# Greetings Brothers



## Joe Steele (Oct 18, 2012)

Hello brothers,

        My name is Joey Steele. My home lodge is Arlington Heights Lodge No. 1184 in Fort Worth, Texas. I was raised in November of 08. Right now I'm a contractor working for DynCorp International as an HVAC Mechanic on Camp Leatherneck, Helmand Province, Afghanistan. There are a lot of Brothers here, both civilian and military. As a matter of face I just met another brother tonight, he works for Triple Canopy standing guard at one of the ECPs.(Entry Control Point) My supervisor just got raised as a PH Master Mason About a month ago. It's been fun watching how the different ceremonies and lessons have effected him. He is sometimes like a kid in a candy store, so excited but not knowing were to go first. I am an AF&AM Master Mason and was not able to attend any of his ceremonies unfortunately. Never the less, we have had some very enjoyable conversations along the way. Well that's all about me.

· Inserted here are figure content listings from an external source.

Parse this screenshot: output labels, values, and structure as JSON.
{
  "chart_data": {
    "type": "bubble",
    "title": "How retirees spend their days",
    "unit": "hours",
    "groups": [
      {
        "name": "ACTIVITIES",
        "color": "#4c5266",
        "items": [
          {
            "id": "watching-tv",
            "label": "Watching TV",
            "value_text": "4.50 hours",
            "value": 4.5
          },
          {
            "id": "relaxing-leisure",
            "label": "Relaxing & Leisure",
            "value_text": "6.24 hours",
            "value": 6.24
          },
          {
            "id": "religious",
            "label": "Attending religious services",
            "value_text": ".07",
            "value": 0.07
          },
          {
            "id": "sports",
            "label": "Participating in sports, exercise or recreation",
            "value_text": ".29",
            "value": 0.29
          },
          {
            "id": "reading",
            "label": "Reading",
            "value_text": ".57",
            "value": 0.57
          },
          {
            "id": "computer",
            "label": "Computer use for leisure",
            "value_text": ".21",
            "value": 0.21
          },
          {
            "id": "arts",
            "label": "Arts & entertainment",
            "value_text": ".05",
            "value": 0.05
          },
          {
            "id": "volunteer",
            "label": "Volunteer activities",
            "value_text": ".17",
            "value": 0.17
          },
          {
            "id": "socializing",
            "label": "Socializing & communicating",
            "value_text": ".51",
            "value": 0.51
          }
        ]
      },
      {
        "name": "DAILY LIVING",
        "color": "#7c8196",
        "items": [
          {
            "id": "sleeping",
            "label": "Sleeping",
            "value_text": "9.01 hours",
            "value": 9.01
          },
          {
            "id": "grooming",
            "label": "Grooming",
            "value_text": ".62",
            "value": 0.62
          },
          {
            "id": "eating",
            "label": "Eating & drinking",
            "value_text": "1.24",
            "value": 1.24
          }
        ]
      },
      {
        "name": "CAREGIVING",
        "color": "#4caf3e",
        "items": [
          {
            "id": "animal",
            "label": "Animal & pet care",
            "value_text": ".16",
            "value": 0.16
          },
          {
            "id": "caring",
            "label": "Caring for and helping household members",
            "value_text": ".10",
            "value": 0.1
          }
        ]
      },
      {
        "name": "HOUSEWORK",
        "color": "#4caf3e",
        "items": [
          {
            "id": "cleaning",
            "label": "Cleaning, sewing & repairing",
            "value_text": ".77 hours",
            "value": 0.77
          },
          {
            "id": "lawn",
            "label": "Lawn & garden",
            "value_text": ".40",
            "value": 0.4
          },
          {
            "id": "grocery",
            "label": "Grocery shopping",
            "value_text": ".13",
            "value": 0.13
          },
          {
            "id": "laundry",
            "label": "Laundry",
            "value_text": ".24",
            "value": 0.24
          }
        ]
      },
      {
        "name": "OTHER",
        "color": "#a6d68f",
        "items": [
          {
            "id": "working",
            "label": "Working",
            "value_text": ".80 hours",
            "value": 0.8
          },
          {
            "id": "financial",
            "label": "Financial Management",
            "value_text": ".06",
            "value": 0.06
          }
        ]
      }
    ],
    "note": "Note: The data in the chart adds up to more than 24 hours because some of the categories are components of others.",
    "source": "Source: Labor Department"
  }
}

I look forward to hearing from y'all.


----------



## KSigMason (Oct 18, 2012)

Greetings and welcome aboard.


----------



## Joe Steele (Oct 18, 2012)

Thanks


----------



## towerbuilder7 (Oct 18, 2012)

Welcome aboard Brother Steele.........you will enjoy the Forum very much, and will meet Brothers from all over the World..........if either you or your Supervisor desire some good reading, I'd consider it a privilege to be able to mail a book to each of you as a token of fidelity.  Send a Private Message to me, and also the name of your Supervisor, and I will order the two of you a book or two from Amazon, and mail them to an address you provide...........I just want to make sure my Brothers on that side of the World have a little LIGHT to keep you occupied...........


Fraternally, 

Bro Vincent C Jones, Lodge Chaplain, Bayou City Lodge #228
Prince Hall Affiliation, Free and Accepted Masonry, Houston, Texas
Most Worshipful Prince Hall Grand Lodge of Texas, Est 1878


----------



## Bro. Stewart P.M. (Oct 19, 2012)

Welcome!


----------



## crono782 (Oct 19, 2012)

Hah, I live over somewhat near the DynCorp office at Alliance. Welcome!


----------



## RHS (Oct 23, 2012)

Awesome! Welcome and be safe over there!


----------



## Brent Heilman (Oct 24, 2012)

Welcome Brother!


----------



## cog41 (Oct 24, 2012)

Greetings from East Texas!


----------